ニルケはとにかく、その穴があるあばら屋の周りに結界を張った。ひとまず、これで再発は防ぐことができるはずだ。リンネを見付け出したら、ここを完全に封じてしまわなければ。
少しすると、カードが戻って来た。さすがに足が速い。
「すみませんでしたね、ややこしい役目を押し付けてしまって。家の方はどうでした?」
「オレ、ゴマかすの、下手だからさ。本当のこと、全部言ったぜ」
「構いませんよ。どういう言い方をしても、リンネがいなくなった事実は隠せませんから」
「もう、こういうことに慣れちゃったのかもな。思ったよりパニックにはならなかったぜ。……ああ、あれって放心してたのかも知れないけどさ」
リンネが望むと望まざるに関わらず、エクサール家からいなくなってしまう事態がよくあったりする。カードが言うように、両親はまたか、と思っているのかも知れない。
それに加え、ニルケやカードに任せておけば、大丈夫だろうという安心もあるのだ。任される方にすれば責任重大なのだが。
「それにしても、こいつ、本当のところは何なんだよ」
「さっきも言いましたが、恐らく自然にできた次元の歪みでしょうね。魔物があけたような気配は感じられませんから。こんな場所にこういうものができてしまうのは珍しいですが、街の真ん中ではなくてよかったですよ」
「きっと大騒ぎになってるな。
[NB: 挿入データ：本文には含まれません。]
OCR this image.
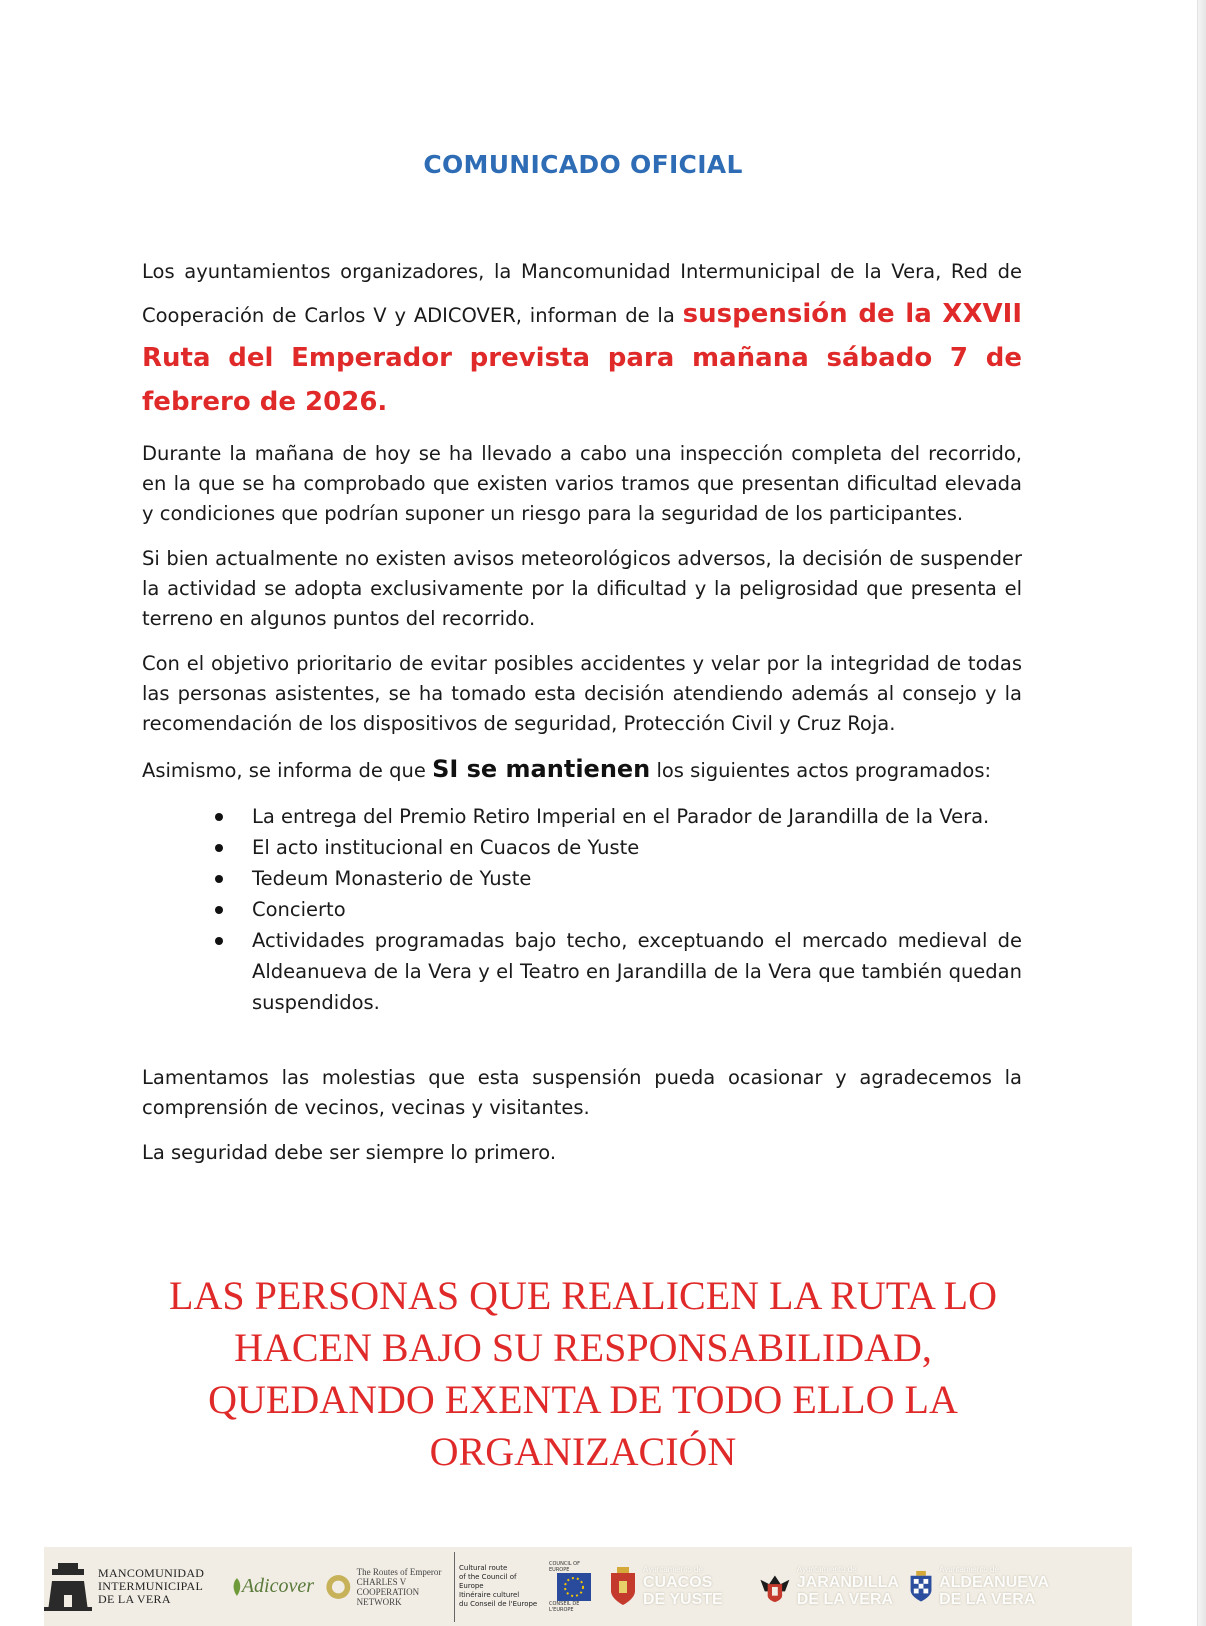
COMUNICADO OFICIAL

Los ayuntamientos organizadores, la Mancomunidad Intermunicipal de la Vera, Red de Cooperación de Carlos V y ADICOVER, informan de la suspensión de la XXVII Ruta del Emperador prevista para mañana sábado 7 de febrero de 2026.

Durante la mañana de hoy se ha llevado a cabo una inspección completa del recorrido, en la que se ha comprobado que existen varios tramos que presentan dificultad elevada y condiciones que podrían suponer un riesgo para la seguridad de los participantes.

Si bien actualmente no existen avisos meteorológicos adversos, la decisión de suspender la actividad se adopta exclusivamente por la dificultad y la peligrosidad que presenta el terreno en algunos puntos del recorrido.

Con el objetivo prioritario de evitar posibles accidentes y velar por la integridad de todas las personas asistentes, se ha tomado esta decisión atendiendo además al consejo y la recomendación de los dispositivos de seguridad, Protección Civil y Cruz Roja.

Asimismo, se informa de que SI se mantienen los siguientes actos programados:

La entrega del Premio Retiro Imperial en el Parador de Jarandilla de la Vera.
El acto institucional en Cuacos de Yuste
Tedeum Monasterio de Yuste
Concierto
Actividades programadas bajo techo, exceptuando el mercado medieval de Aldeanueva de la Vera y el Teatro en Jarandilla de la Vera que también quedan suspendidos.

Lamentamos las molestias que esta suspensión pueda ocasionar y agradecemos la comprensión de vecinos, vecinas y visitantes.

La seguridad debe ser siempre lo primero.

LAS PERSONAS QUE REALICEN LA RUTA LO
HACEN BAJO SU RESPONSABILIDAD,
QUEDANDO EXENTA DE TODO ELLO LA
ORGANIZACIÓN
MANCOMUNIDAD
INTERMUNICIPAL
DE LA VERA
Adicover
The Routes of Emperor
CHARLES V
COOPERATION NETWORK
Cultural route
of the Council of Europe
Itinéraire culturel
du Conseil de l'Europe
COUNCIL OF EUROPE
CONSEIL DE L'EUROPE
Ayuntamiento de
CUACOS
DE YUSTE
Ayuntamiento de
JARANDILLA
DE LA VERA
Ayuntamiento de
ALDEANUEVA
DE LA VERA
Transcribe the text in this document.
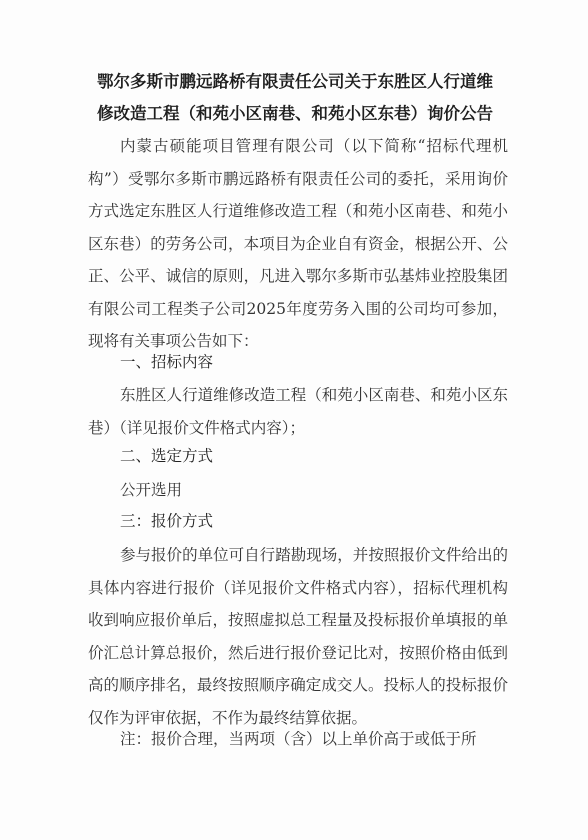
鄂尔多斯市鹏远路桥有限责任公司关于东胜区人行道维
修改造工程（和苑小区南巷、和苑小区东巷）询价公告

内蒙古硕能项目管理有限公司（以下简称“招标代理机构”）受鄂尔多斯市鹏远路桥有限责任公司的委托，采用询价方式选定东胜区人行道维修改造工程（和苑小区南巷、和苑小区东巷）的劳务公司，本项目为企业自有资金，根据公开、公正、公平、诚信的原则，凡进入鄂尔多斯市弘基炜业控股集团有限公司工程类子公司2025年度劳务入围的公司均可参加，现将有关事项公告如下：

一、招标内容

东胜区人行道维修改造工程（和苑小区南巷、和苑小区东巷）（详见报价文件格式内容）；

二、选定方式
公开选用
三：报价方式

参与报价的单位可自行踏勘现场，并按照报价文件给出的具体内容进行报价（详见报价文件格式内容），招标代理机构收到响应报价单后，按照虚拟总工程量及投标报价单填报的单价汇总计算总报价，然后进行报价登记比对，按照价格由低到高的顺序排名，最终按照顺序确定成交人。投标人的投标报价仅作为评审依据，不作为最终结算依据。

注：报价合理，当两项（含）以上单价高于或低于所
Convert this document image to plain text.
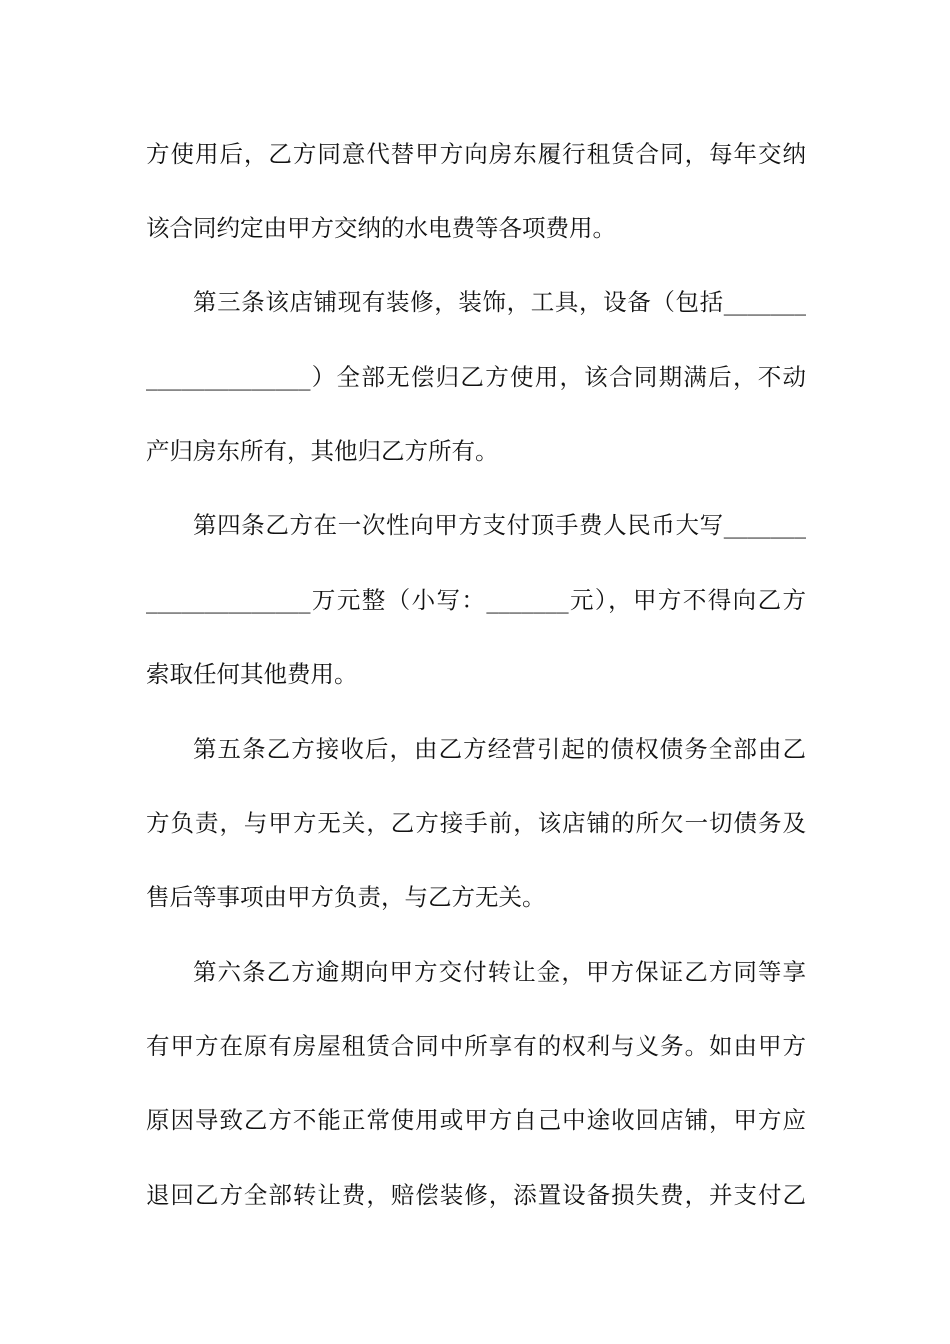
方使用后，乙方同意代替甲方向房东履行租赁合同，每年交纳
该合同约定由甲方交纳的水电费等各项费用。
第三条该店铺现有装修，装饰，工具，设备（包括_______
______________）全部无偿归乙方使用，该合同期满后，不动
产归房东所有，其他归乙方所有。
第四条乙方在一次性向甲方支付顶手费人民币大写_______
______________万元整（小写：_______元），甲方不得向乙方
索取任何其他费用。
第五条乙方接收后，由乙方经营引起的债权债务全部由乙
方负责，与甲方无关，乙方接手前，该店铺的所欠一切债务及
售后等事项由甲方负责，与乙方无关。
第六条乙方逾期向甲方交付转让金，甲方保证乙方同等享
有甲方在原有房屋租赁合同中所享有的权利与义务。如由甲方
原因导致乙方不能正常使用或甲方自己中途收回店铺，甲方应
退回乙方全部转让费，赔偿装修，添置设备损失费，并支付乙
……でも、やっぱりリンもそこに一枚かんでくると思うぜ」
「……言えてますね」
ニルケだけでなく、リンネをよく知る人ならみんなが頷くことである。
「さぁ、とにかく行ってみましょうか」
「ああ、リンのことだから、滅多なことはないと思うけど、もっとややこしい状況になってるってのはありえるからな」
「それが容易に想像できる、というのが困りものですね」
リンネがその場にいたら、怒ってしまいそうな会話が交わされる。
「んじゃ、先行くぜ」
カードがためらいもなく、穴の中へ飛び込んだ。軽く床を蹴り、穴の上に身体が移動した途端、カードの姿がふっと消える。穴の中へ落ちてゆく瞬間すら見えなかった。
「やはり普通の穴じゃありませんね」
言いながら、ニルケもその穴の中に身を投じた。